On the other hand people will also want to follow every update as this is living through something that has never happened in living memory for many people, and time will be “wasted” on that, expect that we will feel it’s our duty to stay informed (which is it, within limits of course)
I think the key point for me though is that if you are living through uncertain times and are fearful (even the situation does not warrant quite that level of fear, we just can’t say for certain yet…) it’s going to take a certain kind of person to be able to block all of that out and just go and start writing a novel, or whatever.
If you are that sort of person, you almost certainly had no problem in finding the motivation to do it before any of this started.
For the rest of us, being glued to twitter, constant memes and jokes on social media, and 24/7 news is going to be our survival mechanism 🙁
This is particularly grating for me considering I was supposed to be quitting my job last Friday, and had plenty of plans to start on new projects, but the helpless feeling I have now is a really motivation killer. I should just man up and get on with it of course, but also, I have extended with work for the foreseeable to get a bit of extra cash rolling in, so will have to play things week by week for now.
{in·deed·a·bly} 23 March 2020 — Post author
That’s a refreshingly honest take TFS. I’m glad you’ve managed to extend your run in the workforce a little while longer, cushion the landing a little.
Careful of the social media distraction factory. At the moment it all seems to be doom, gloom, armchair experts offering ill-informed opinions about what the authorities should be doing… and not much else really.
I think anyone who is the parent of young kids will have seen their grand plans shatter before their eyes today, with the kids all now being home schooled. That will be a big adjustment for all concerned if my experience has been anything to go by.
There is not enough money in the world you could pay me to become a primary school teacher!
John Smith from EU 26 March 2020
Hi, my 1-st post here. I have been reading your blog for long time. I am (near, maybe over) achivimg FIRE, but not seeking FI info here. Mostly I enjoy your writing style. Lovely! Keep the good work.
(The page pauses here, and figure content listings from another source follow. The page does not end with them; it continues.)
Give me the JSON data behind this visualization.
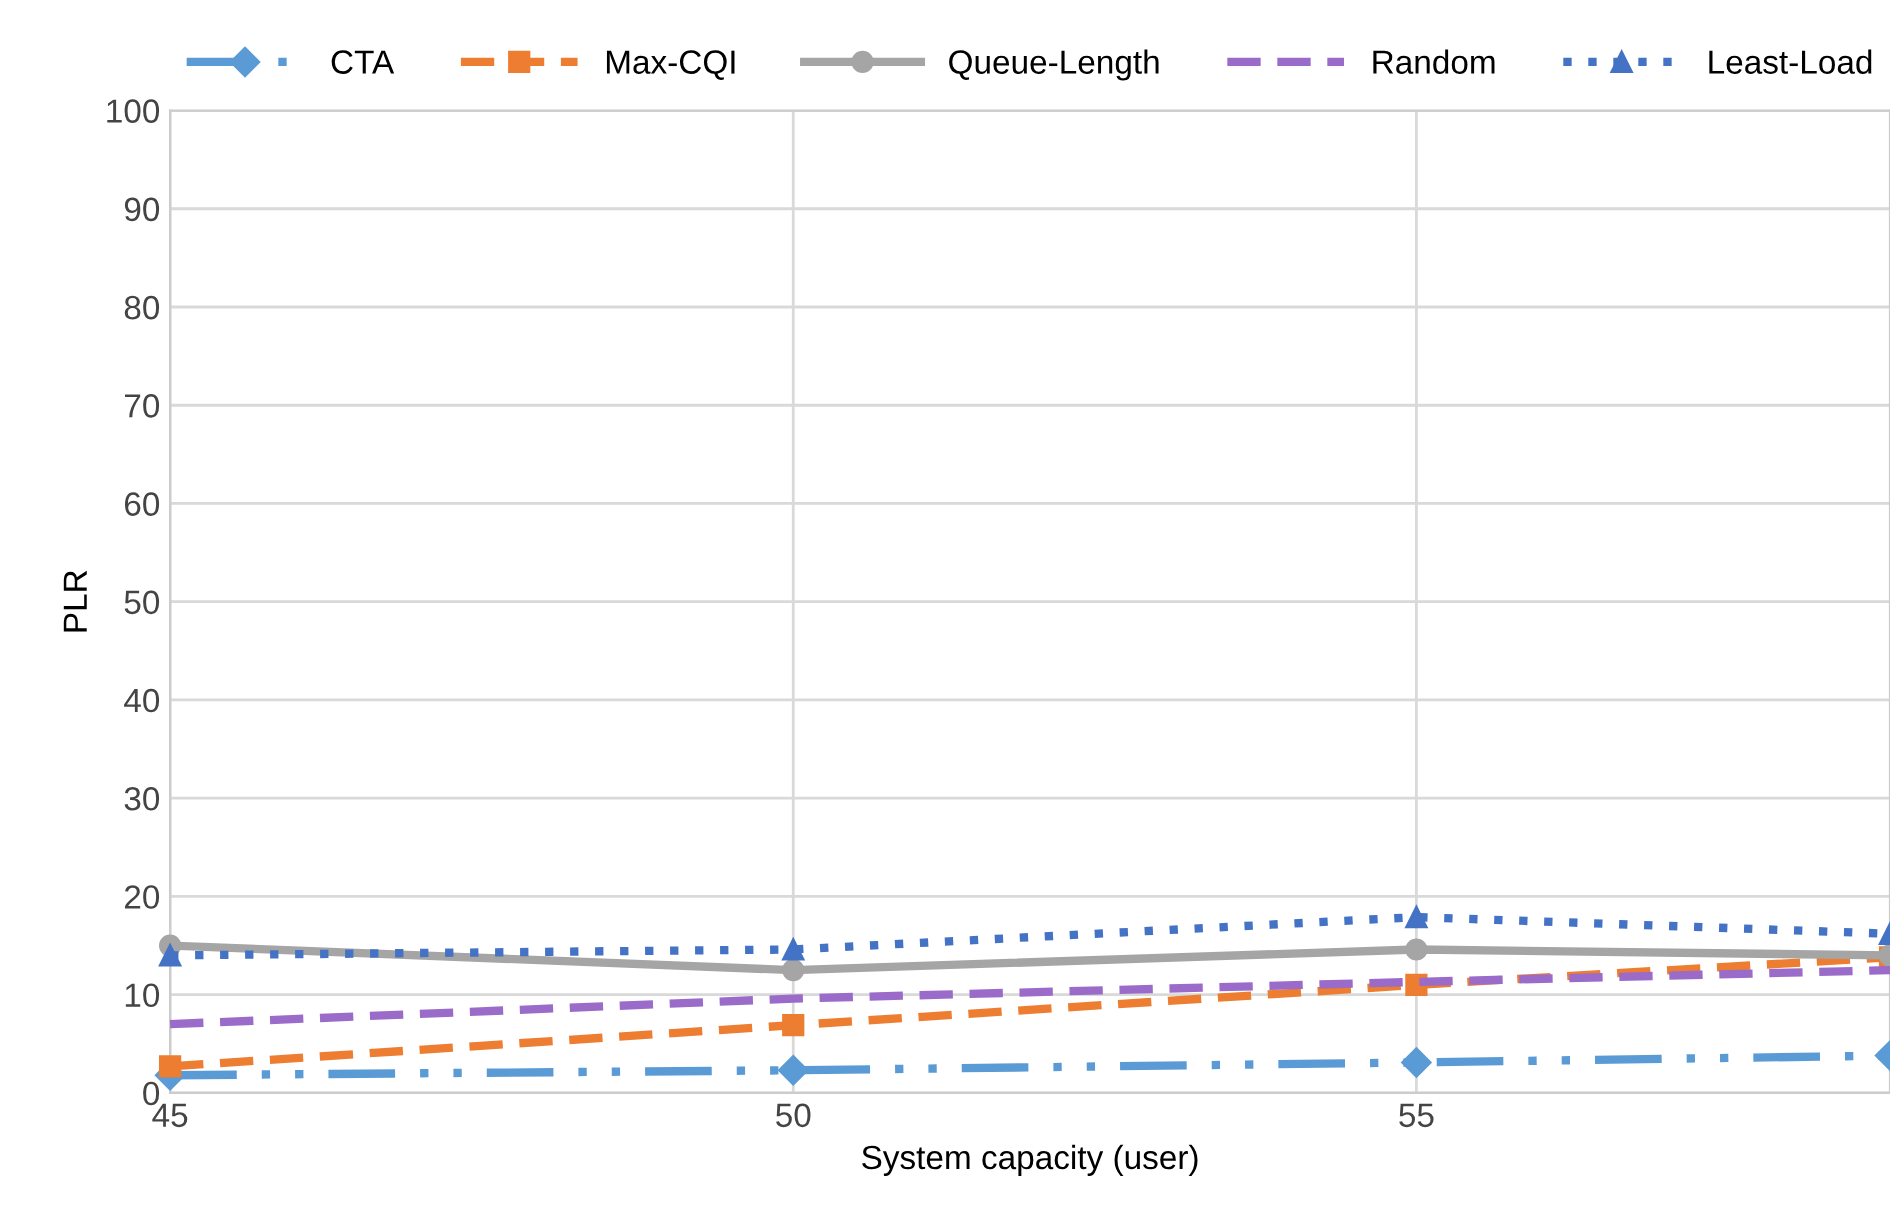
{
  "chart_data": {
    "type": "line",
    "xlabel": "System capacity (user)",
    "ylabel": "PLR",
    "x": [
      45,
      50,
      55,
      58.8
    ],
    "series": [
      {
        "name": "CTA",
        "color": "#5b9bd5",
        "values": [
          1.8,
          2.3,
          3.1,
          3.8
        ],
        "marker": "diamond",
        "line_style": "dashdot"
      },
      {
        "name": "Max-CQI",
        "color": "#ed7d31",
        "values": [
          2.7,
          6.9,
          11,
          13.8
        ],
        "marker": "square",
        "line_style": "dashed"
      },
      {
        "name": "Queue-Length",
        "color": "#a5a5a5",
        "values": [
          15,
          12.5,
          14.6,
          14
        ],
        "marker": "circle",
        "line_style": "solid"
      },
      {
        "name": "Random",
        "color": "#9b6bc9",
        "values": [
          7,
          9.6,
          11.3,
          12.5
        ],
        "marker": "none",
        "line_style": "dashed"
      },
      {
        "name": "Least-Load",
        "color": "#4472c4",
        "values": [
          14,
          14.6,
          17.9,
          16.2
        ],
        "marker": "triangle",
        "line_style": "dotted"
      }
    ],
    "xlim": [
      45,
      58.8
    ],
    "xticks": [
      45,
      50,
      55
    ],
    "ylim": [
      0,
      100
    ],
    "yticks": [
      0,
      10,
      20,
      30,
      40,
      50,
      60,
      70,
      80,
      90,
      100
    ],
    "grid": true,
    "legend": "top"
  }
}
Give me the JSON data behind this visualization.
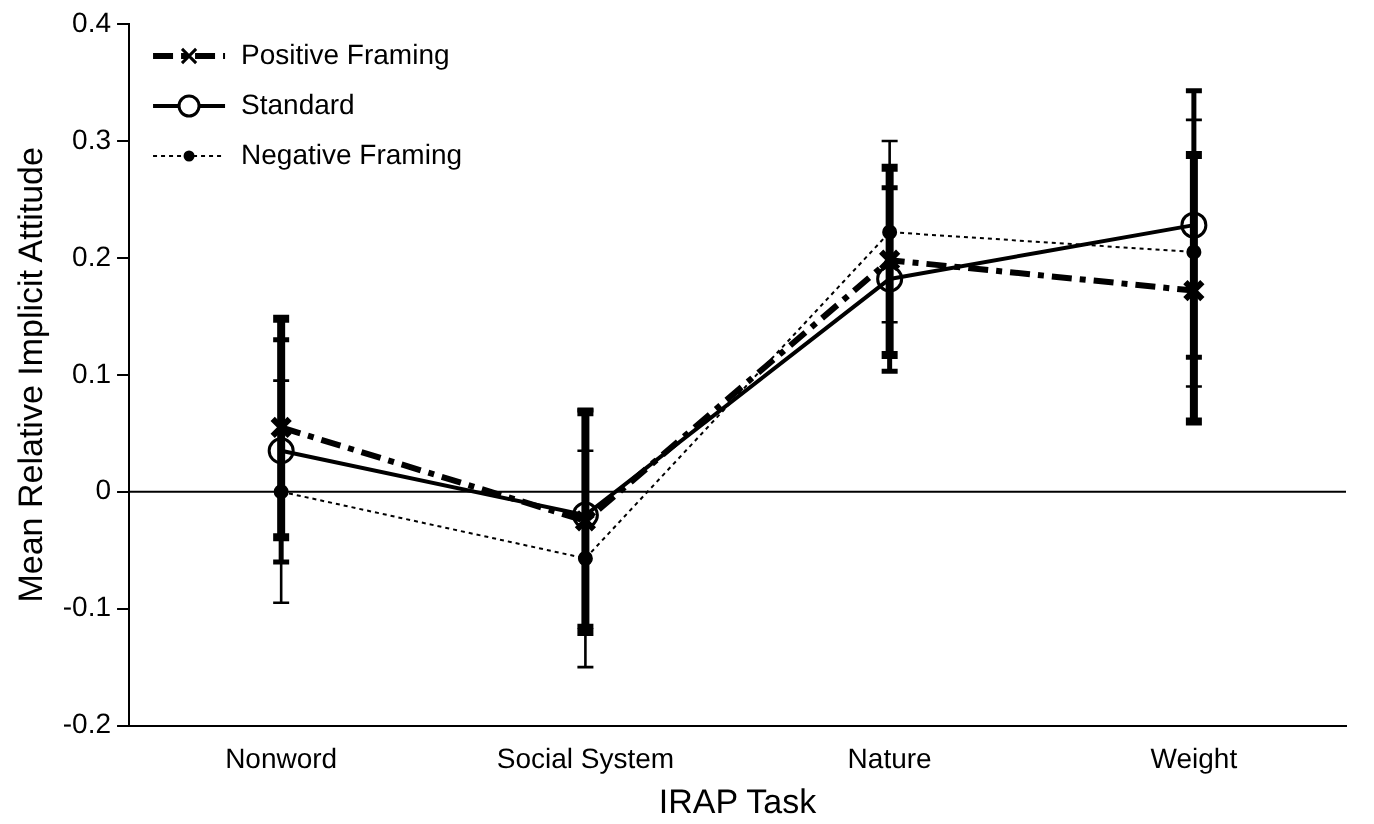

I come here to relax and agree with your blog and interesting commnets.
For today, you make me smile again, thanks: [ households will start the lockdown like Lord of the Flies and finish it like Highlander: “there can be only one”]. Retoric, I wonder how many remember the serial-movies from my young age about the Scotish fighter (telescopic sword into the pants or on leg?)
{in·deed·a·bly} 26 March 2020 — Post author
Thanks for the kind words John Smith, glad you are enjoying what you are reading.
I must confess I’m not familiar with the movies you refer to, but you’re made me smile in turn with the mental image of a telescopic sword being wielded by an angry Glaswegian. Scary prospect indeed!